I had several books imposed on me in college that I could not stand, Moby Dick and The Scarlet Letter being two of the worst. I have long felt like I should give them a second chance. The grown-up goddess that is you might have a whole new experience with this story and the badass "the doctor's wife!"


You made me smile! I will admit, I had one other time when I thought of myself as the Count of Monte Cristo--when I reviewed The Glass Castle. But I've never wanted revenge more than I did here.
Please share your experience with this one, if you read it!

Which novels by Saramago have you read and which one is your favorite?"
Hi Julie, cool thread you have going here. I read Seeing first, then The Year Of The Death Of Ricardo Reis, and now I’m on the home stretch with The Cave. Since I haven’t finish it’s hard to rate. I thought Seeing was excellent. I have Death With Interruptions and The Gospel According To Jesus Christ on order. I have a guide assisting me with my selections. I think Saramago is great! 🙂

Joe Valdez has a real thing for Ripley, and I'm honestly surprised he hasn't posted a photo on here yet. It must have been a busy day at the office!
Linda Hamilton as Sarah Connor is just about the best movie heroine that has ever happened to me. What a beautiful badass lady. Inspiring!

It has been but also, I need to read the book before sharing my model for the Doctor's Wife.
But since you insist, here is Space Trucker.

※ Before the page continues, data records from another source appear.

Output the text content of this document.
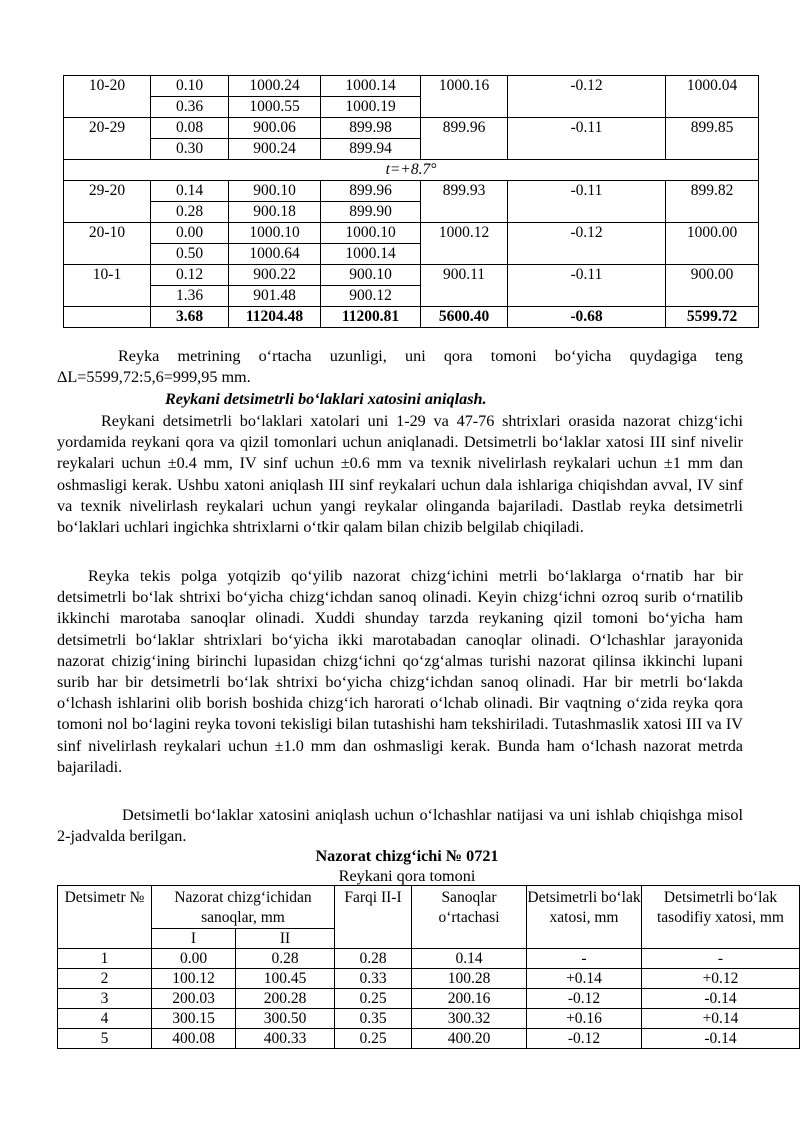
10-20	0.10	1000.24	1000.14	1000.16	-0.12	1000.04
	0.36	1000.55	1000.19			
20-29	0.08	900.06	899.98	899.96	-0.11	899.85
	0.30	900.24	899.94			
t=+8.7°						
29-20	0.14	900.10	899.96	899.93	-0.11	899.82
	0.28	900.18	899.90			
20-10	0.00	1000.10	1000.10	1000.12	-0.12	1000.00
	0.50	1000.64	1000.14			
10-1	0.12	900.22	900.10	900.11	-0.11	900.00
	1.36	901.48	900.12			
	3.68	11204.48	11200.81	5600.40	-0.68	5599.72

Reyka metrining o‘rtacha uzunligi, uni qora tomoni bo‘yicha quydagiga teng ΔL=5599,72:5,6=999,95 mm.

Reykani detsimetrli bo‘laklari xatosini aniqlash.

Reykani detsimetrli bo‘laklari xatolari uni 1-29 va 47-76 shtrixlari orasida nazorat chizg‘ichi yordamida reykani qora va qizil tomonlari uchun aniqlanadi. Detsimetrli bo‘laklar xatosi III sinf nivelir reykalari uchun ±0.4 mm, IV sinf uchun ±0.6 mm va texnik nivelirlash reykalari uchun ±1 mm dan oshmasligi kerak. Ushbu xatoni aniqlash III sinf reykalari uchun dala ishlariga chiqishdan avval, IV sinf va texnik nivelirlash reykalari uchun yangi reykalar olinganda bajariladi. Dastlab reyka detsimetrli bo‘laklari uchlari ingichka shtrixlarni o‘tkir qalam bilan chizib belgilab chiqiladi.

Reyka tekis polga yotqizib qo‘yilib nazorat chizg‘ichini metrli bo‘laklarga o‘rnatib har bir detsimetrli bo‘lak shtrixi bo‘yicha chizg‘ichdan sanoq olinadi. Keyin chizg‘ichni ozroq surib o‘rnatilib ikkinchi marotaba sanoqlar olinadi. Xuddi shunday tarzda reykaning qizil tomoni bo‘yicha ham detsimetrli bo‘laklar shtrixlari bo‘yicha ikki marotabadan canoqlar olinadi. O‘lchashlar jarayonida nazorat chizig‘ining birinchi lupasidan chizg‘ichni qo‘zg‘almas turishi nazorat qilinsa ikkinchi lupani surib har bir detsimetrli bo‘lak shtrixi bo‘yicha chizg‘ichdan sanoq olinadi. Har bir metrli bo‘lakda o‘lchash ishlarini olib borish boshida chizg‘ich harorati o‘lchab olinadi. Bir vaqtning o‘zida reyka qora tomoni nol bo‘lagini reyka tovoni tekisligi bilan tutashishi ham tekshiriladi. Tutashmaslik xatosi III va IV sinf nivelirlash reykalari uchun ±1.0 mm dan oshmasligi kerak. Bunda ham o‘lchash nazorat metrda bajariladi.

Detsimetli bo‘laklar xatosini aniqlash uchun o‘lchashlar natijasi va uni ishlab chiqishga misol 2-jadvalda berilgan.

Nazorat chizg‘ichi № 0721
Reykani qora tomoni
Detsimetr №	Nazorat chizg‘ichidan sanoqlar, mm		Farqi II-I	Sanoqlar o‘rtachasi	Detsimetrli bo‘lak xatosi, mm	Detsimetrli bo‘lak tasodifiy xatosi, mm
	I	II				
1	0.00	0.28	0.28	0.14	-	-
2	100.12	100.45	0.33	100.28	+0.14	+0.12
3	200.03	200.28	0.25	200.16	-0.12	-0.14
4	300.15	300.50	0.35	300.32	+0.16	+0.14
5	400.08	400.33	0.25	400.20	-0.12	-0.14
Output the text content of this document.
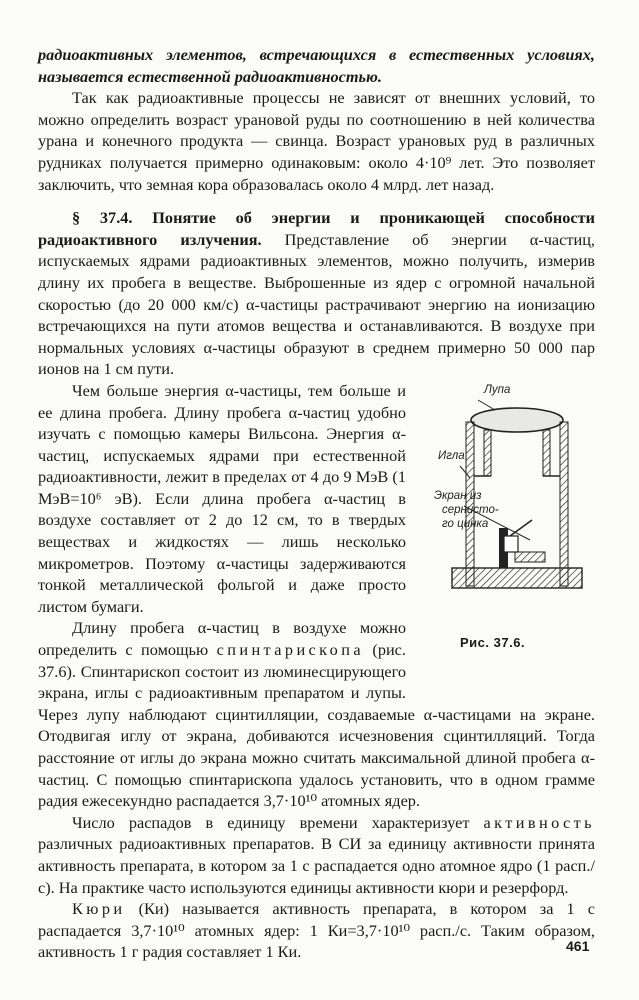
радиоактивных элементов, встречающихся в естественных условиях, называется естественной радиоактивностью.

Так как радиоактивные процессы не зависят от внешних условий, то можно определить возраст урановой руды по соотношению в ней количества урана и конечного продукта — свинца. Возраст урановых руд в различных рудниках получается примерно одинаковым: около 4·10⁹ лет. Это позволяет заключить, что земная кора образовалась около 4 млрд. лет назад.

§ 37.4. Понятие об энергии и проникающей способности радиоактивного излучения. Представление об энергии α-частиц, испускаемых ядрами радиоактивных элементов, можно получить, измерив длину их пробега в веществе. Выброшенные из ядер с огромной начальной скоростью (до 20 000 км/с) α-частицы растрачивают энергию на ионизацию встречающихся на пути атомов вещества и останавливаются. В воздухе при нормальных условиях α-частицы образуют в среднем примерно 50 000 пар ионов на 1 см пути.

Лупа
Игла
Экран из
сернисто-
го цинка
Рис. 37.6.

Чем больше энергия α-частицы, тем больше и ее длина пробега. Длину пробега α-частиц удобно изучать с помощью камеры Вильсона. Энергия α-частиц, испускаемых ядрами при естественной радиоактивности, лежит в пределах от 4 до 9 МэВ (1 МэВ=10⁶ эВ). Если длина пробега α-частиц в воздухе составляет от 2 до 12 см, то в твердых веществах и жидкостях — лишь несколько микрометров. Поэтому α-частицы задерживаются тонкой металлической фольгой и даже просто листом бумаги.

Длину пробега α-частиц в воздухе можно определить с помощью спинтарископа (рис. 37.6). Спинтарископ состоит из люминесцирующего экрана, иглы с радиоактивным препаратом и лупы. Через лупу наблюдают сцинтилляции, создаваемые α-частицами на экране. Отодвигая иглу от экрана, добиваются исчезновения сцинтилляций. Тогда расстояние от иглы до экрана можно считать максимальной длиной пробега α-частиц. С помощью спинтарископа удалось установить, что в одном грамме радия ежесекундно распадается 3,7·10¹⁰ атомных ядер.

Число распадов в единицу времени характеризует активность различных радиоактивных препаратов. В СИ за единицу активности принята активность препарата, в котором за 1 с распадается одно атомное ядро (1 расп./с). На практике часто используются единицы активности кюри и резерфорд.

Кюри (Ки) называется активность препарата, в котором за 1 с распадается 3,7·10¹⁰ атомных ядер: 1 Ки=3,7·10¹⁰ расп./с. Таким образом, активность 1 г радия составляет 1 Ки.	461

It has been but also, I need to ..."
Oh, Ellen, I love you!!! <3


Yes, the story will grip you and tear you apart, even with the absence of punctuation and the inability at times to determine the speaker.
(You will also want to place your children in a tower and dig a moat around it).

Thank you. I understand the desire to pass on the horrors of this one. Perhaps a different Saramago novel will work? It's the only one I've read so far, so I can't make a recommendation, but they can't all be this violent and disturbing, can they??

I appreciate this info. I think your status updates for The Cave have captured my attention and I think that may be my next choice after Seeing.